A few days later, Tina Aga got a call from Children’s Hospital of Orange County, saying a cardiologist had read Ali’s test results and she needed to be seen immediately.
“We were on the San Clemente pier and my mom sounded really in shock and confused,” Ali said. “I was totally chill because my mom said they needed to see me but it was probably a mistake.”
But, when Ali and her mother arrived at CHOC, doctors explained that she had Wolff-Parkinson-White syndrome — a condition in which there is an extra electrical pathway in the heart.
“They showed me her heart (rate) and what a normal one would look like,” said Tina Aga. “A family doctor would read it as normal. It was just a hairline different. She was born with more electric wiring in her heart. When it gets going, it can’t stop. Her heart rate would go really fast and she didn’t know it wasn’t normal.”
Ali and her mother were told WPW either results in sudden cardiac arrest or in fainting. Doctors said they wouldn’t know which her situation was until they performed surgery on her.
Four days later, Ali underwent a 10-hour heart surgery. “It was supposed to be three hours but ended up at 10 and they still didn’t get all of it,” her mother said.
Ali ended up in CHOC’s intensive care unit.
“On the second day, a cardiologist came in with a radiograph of Ali’s heart and talked about framing it,” said Tina Aga. “Just as we’re about to leave the heart monitors go insane and her neck starts throbbing.”

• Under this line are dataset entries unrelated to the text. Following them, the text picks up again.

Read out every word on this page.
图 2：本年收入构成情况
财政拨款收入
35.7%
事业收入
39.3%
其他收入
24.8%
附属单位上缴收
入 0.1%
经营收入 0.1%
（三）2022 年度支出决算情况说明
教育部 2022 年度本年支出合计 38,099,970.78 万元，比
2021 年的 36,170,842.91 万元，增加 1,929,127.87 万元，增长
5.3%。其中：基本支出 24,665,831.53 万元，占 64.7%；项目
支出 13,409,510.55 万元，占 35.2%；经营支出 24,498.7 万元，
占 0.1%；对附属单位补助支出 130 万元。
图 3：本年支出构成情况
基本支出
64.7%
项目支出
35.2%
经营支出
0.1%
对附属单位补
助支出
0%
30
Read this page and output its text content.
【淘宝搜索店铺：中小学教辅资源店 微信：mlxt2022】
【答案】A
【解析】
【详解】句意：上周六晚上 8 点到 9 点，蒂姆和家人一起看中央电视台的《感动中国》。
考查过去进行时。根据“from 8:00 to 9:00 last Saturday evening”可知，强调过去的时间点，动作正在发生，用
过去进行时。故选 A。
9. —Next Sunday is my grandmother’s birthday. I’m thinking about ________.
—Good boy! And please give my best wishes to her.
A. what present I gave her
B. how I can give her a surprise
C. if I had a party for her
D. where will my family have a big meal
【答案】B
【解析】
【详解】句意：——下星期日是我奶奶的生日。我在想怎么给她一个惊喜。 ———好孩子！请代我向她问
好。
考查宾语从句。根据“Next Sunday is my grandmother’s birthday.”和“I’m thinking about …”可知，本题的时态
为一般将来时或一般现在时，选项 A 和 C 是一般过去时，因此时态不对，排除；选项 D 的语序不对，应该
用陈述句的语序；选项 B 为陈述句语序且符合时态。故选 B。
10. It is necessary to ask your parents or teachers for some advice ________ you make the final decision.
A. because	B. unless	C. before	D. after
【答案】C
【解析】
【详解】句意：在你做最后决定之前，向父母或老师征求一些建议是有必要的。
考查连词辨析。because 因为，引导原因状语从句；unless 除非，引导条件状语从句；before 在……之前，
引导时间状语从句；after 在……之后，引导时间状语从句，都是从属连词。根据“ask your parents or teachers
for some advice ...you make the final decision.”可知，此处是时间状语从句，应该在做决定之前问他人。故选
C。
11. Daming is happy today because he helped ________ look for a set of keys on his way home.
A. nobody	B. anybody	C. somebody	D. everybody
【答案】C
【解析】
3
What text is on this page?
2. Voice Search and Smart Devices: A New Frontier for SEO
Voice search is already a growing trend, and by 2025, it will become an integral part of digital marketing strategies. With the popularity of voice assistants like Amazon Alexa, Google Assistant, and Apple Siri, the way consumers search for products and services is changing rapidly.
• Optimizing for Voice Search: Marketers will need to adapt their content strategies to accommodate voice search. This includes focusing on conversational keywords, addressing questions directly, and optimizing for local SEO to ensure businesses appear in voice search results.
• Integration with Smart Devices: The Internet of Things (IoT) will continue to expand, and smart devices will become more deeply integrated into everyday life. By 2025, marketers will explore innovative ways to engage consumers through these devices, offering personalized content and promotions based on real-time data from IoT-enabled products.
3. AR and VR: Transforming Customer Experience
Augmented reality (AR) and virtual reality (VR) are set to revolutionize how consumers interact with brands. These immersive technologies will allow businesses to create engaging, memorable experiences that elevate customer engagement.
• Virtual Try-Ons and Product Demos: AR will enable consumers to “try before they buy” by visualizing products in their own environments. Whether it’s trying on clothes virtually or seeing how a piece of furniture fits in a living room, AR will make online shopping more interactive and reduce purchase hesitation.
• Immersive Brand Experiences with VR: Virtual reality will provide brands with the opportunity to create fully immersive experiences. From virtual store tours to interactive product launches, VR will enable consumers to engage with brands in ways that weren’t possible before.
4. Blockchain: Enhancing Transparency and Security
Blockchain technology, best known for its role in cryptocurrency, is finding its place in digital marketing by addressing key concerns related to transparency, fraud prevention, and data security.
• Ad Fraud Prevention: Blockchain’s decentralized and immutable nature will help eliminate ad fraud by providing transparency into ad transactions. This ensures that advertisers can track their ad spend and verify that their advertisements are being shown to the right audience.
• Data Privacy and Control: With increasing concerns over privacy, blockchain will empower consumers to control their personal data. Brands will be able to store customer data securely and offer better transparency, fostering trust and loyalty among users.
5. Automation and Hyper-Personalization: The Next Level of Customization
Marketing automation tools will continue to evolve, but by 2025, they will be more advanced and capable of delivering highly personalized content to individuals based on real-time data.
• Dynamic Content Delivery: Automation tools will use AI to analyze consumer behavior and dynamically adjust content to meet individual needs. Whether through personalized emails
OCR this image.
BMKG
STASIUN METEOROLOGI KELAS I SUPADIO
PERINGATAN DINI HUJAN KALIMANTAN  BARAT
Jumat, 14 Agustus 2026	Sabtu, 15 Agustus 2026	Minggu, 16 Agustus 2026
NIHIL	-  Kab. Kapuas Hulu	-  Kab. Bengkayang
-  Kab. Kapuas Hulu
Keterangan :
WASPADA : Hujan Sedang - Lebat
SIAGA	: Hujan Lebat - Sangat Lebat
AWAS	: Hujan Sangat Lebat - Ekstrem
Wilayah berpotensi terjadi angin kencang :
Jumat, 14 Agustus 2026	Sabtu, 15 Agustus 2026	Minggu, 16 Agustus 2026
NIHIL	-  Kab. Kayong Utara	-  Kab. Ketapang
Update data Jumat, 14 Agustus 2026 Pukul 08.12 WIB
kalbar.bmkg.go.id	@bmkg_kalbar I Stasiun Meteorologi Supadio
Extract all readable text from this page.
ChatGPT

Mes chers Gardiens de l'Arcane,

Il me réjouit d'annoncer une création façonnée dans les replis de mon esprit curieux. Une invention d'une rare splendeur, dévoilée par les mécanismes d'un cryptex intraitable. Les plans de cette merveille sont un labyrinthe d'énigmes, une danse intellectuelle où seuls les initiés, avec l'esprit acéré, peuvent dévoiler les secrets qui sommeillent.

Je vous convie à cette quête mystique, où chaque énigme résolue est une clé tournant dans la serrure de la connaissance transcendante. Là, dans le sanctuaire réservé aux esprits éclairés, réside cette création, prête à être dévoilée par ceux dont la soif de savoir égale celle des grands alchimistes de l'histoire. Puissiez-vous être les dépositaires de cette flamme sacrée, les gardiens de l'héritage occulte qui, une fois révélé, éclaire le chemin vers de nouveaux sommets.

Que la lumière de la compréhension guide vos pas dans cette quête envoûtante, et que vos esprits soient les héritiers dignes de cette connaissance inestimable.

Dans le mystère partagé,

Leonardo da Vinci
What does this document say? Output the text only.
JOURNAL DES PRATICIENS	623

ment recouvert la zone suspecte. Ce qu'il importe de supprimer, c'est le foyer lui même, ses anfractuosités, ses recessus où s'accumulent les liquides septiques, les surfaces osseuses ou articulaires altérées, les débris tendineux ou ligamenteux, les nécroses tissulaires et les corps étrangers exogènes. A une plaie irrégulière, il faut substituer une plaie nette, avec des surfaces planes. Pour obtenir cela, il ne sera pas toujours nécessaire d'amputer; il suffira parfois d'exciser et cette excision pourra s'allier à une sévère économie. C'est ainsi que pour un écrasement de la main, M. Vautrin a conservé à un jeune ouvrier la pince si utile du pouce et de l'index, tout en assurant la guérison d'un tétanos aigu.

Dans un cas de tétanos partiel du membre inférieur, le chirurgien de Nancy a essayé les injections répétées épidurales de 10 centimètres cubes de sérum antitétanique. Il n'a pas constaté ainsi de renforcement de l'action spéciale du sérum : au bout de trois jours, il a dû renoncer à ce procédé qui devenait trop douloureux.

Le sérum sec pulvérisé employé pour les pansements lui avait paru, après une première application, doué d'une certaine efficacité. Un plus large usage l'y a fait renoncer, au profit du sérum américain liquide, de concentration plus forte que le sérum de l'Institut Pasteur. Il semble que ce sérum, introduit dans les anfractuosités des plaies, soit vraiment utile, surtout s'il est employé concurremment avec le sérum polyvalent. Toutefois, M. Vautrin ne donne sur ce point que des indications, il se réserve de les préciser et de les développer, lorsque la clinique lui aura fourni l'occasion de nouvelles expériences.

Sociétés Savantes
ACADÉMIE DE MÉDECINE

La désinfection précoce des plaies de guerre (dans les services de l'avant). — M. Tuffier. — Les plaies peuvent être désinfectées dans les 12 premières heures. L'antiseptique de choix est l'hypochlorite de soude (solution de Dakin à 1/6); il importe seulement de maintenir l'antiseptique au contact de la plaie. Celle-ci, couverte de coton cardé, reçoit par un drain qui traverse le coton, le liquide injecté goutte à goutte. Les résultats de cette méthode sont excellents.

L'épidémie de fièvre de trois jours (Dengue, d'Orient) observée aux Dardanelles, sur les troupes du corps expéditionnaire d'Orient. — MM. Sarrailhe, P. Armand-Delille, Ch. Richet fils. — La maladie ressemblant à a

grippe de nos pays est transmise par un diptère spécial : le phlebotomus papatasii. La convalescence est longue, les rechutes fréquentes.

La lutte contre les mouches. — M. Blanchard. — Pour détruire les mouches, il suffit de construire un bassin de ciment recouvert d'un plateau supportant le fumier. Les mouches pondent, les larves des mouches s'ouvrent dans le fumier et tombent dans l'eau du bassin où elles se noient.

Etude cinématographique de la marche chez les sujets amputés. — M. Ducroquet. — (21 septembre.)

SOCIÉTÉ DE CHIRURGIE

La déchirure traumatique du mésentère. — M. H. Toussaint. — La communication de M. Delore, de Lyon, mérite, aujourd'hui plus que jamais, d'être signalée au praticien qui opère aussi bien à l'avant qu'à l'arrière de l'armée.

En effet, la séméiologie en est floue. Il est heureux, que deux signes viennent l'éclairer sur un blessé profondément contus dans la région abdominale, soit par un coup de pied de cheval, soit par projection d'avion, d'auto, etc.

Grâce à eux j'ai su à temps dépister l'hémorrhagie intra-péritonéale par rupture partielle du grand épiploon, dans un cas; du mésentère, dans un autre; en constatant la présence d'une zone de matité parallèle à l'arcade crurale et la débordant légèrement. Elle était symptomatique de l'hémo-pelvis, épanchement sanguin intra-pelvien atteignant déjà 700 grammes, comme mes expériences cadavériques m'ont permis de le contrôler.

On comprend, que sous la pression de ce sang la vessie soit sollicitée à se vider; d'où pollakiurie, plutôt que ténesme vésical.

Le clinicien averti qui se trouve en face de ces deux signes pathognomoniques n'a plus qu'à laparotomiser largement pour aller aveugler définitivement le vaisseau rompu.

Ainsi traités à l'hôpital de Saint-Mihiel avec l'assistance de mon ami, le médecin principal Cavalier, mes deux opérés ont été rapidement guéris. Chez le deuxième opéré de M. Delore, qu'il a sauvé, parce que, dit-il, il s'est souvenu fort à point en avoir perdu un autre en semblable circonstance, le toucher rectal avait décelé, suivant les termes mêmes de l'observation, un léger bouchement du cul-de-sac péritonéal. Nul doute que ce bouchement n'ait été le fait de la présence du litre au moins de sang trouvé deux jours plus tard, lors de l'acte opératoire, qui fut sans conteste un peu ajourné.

Ali was put on heart medication. Her mother also got her an Apple Watch to monitor her heart rate.
On medication and back at school, Ali returned to playing tennis and studying. Doctors gave her tips to monitor her breathing and how to control her heart rate, if needed.
But, her heart rate soon spiked again.
That’s when Tina Aga decided it was time to see if more could be done. With the help of Dr. Anthony McCanta, who did the original surgery, she connected with Dr. James Perry at Rady’s Children Hospital-San Diego. Together, the doctors operated again.
“They found an aneurysm in her artery,” said Tina Aga. “I don’t think she would be here today if they hadn’t done the surgery together.”
For Ali, life is good now.
After a few weeks of adjusting to her new heart rate, she said, she began to experience life in new ways.
“What I knew as ‘normal’ running up stairs at the beach felt completely different after my procedure,” she said. “Now I’m totally fine and better than ever.”
Gail Myers said it was a thrill to meet Ali.
“It’s such a great success story,” she said. “I’m so glad her mom was so proactive. This just gives me something good to think about.”
Information on upcoming screenings is at heartfeltcardiacprojects.org.